Je ne compte plus les soirs où je m’endors en pensant à toi,

Et bien souvent, c’est de toi que je rêve la nuit,

Mais de manière fréquente cela m’arrive le jour aussi.

 

Le matin, tes vapeurs me séduisent et me sortent du lit dans lequel est paisiblement assoupi mon esprit.

Le midi, empressée, je pense subtilement à comment te dévorer.

Le soir, pour sortir du brouillard d’une journée austère, mouvementée ou ennuyeuse,

dans tes bras je cours trouver refuge et motivation, me délectant de ton parfum et de ton aspect si séduisants.

Le matin, il m’arrive d’être hésitante, de te délaisser voire même de te mettre de côté.

Quand sonnent les douze coups de midi, si je suis trop étourdie je ne trouve plus celui qui m’anime tant habituellement, l’appétit.

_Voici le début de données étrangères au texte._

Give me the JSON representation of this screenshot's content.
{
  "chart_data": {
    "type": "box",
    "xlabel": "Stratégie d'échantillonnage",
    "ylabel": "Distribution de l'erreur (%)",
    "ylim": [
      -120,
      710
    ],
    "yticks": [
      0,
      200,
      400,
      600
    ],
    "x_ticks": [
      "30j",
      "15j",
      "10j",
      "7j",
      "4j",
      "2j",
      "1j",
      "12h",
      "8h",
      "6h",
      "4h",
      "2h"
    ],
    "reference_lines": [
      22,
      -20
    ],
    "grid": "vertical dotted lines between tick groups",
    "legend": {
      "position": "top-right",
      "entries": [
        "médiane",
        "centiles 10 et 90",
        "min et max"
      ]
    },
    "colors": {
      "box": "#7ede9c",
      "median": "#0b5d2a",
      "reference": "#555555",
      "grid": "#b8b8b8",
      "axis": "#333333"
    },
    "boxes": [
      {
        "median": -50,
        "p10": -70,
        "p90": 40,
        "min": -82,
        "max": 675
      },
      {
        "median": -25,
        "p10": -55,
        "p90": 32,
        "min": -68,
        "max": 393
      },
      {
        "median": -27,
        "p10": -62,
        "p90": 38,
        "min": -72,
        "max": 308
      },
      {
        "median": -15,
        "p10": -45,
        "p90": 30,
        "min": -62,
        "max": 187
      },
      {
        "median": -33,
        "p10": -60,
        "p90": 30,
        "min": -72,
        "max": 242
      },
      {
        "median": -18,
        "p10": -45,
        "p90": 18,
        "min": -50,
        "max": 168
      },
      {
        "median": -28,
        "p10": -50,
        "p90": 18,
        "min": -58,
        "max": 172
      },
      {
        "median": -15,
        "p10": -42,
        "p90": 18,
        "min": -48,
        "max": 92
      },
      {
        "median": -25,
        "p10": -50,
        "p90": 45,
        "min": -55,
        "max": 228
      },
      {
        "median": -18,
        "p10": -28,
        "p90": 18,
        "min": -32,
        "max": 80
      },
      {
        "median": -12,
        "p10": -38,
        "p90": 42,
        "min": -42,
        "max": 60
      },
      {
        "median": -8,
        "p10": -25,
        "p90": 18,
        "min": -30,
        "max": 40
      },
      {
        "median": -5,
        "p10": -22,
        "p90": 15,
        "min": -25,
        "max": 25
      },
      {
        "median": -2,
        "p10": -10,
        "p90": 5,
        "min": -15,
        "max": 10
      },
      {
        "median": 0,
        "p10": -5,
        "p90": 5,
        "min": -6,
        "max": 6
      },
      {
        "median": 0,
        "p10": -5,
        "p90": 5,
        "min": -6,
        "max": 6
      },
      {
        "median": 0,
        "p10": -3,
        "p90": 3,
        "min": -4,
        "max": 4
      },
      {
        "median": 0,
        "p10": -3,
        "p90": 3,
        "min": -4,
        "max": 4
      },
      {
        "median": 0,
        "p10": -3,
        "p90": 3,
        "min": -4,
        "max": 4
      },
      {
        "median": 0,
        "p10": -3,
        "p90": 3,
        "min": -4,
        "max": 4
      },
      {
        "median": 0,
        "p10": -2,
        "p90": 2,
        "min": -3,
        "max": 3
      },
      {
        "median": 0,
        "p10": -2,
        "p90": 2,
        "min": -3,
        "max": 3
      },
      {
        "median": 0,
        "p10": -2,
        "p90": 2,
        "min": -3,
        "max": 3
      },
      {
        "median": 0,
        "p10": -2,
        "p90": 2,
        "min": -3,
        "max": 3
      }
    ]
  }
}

Le soir, s’il fait trop noir, s’il fait trop nuit, je n’ai pas le courage de m’offrir ta compagnie.

 

Audace, jouissance et émerveillement tu produis en moi,

Menace, dépendance et énervement il t’arrive aussi de susciter par là.

Mais chaque matin, je ne réponds plus de rien,

Et chaque soir je me demande de quoi sera fait le plat du lendemain.

Je voue un culte d’inculte à ce qui brille, ce qui sent bon, ce qui envoûte.

Je méprise ce qui n’est qu’artifice, infamie et manque de saveur.

 

Il n’y a pas de prix pour savourer ce que l’on aime.

Ô nourriture, oui ôde à toi, qu’est-ce que je t’aime.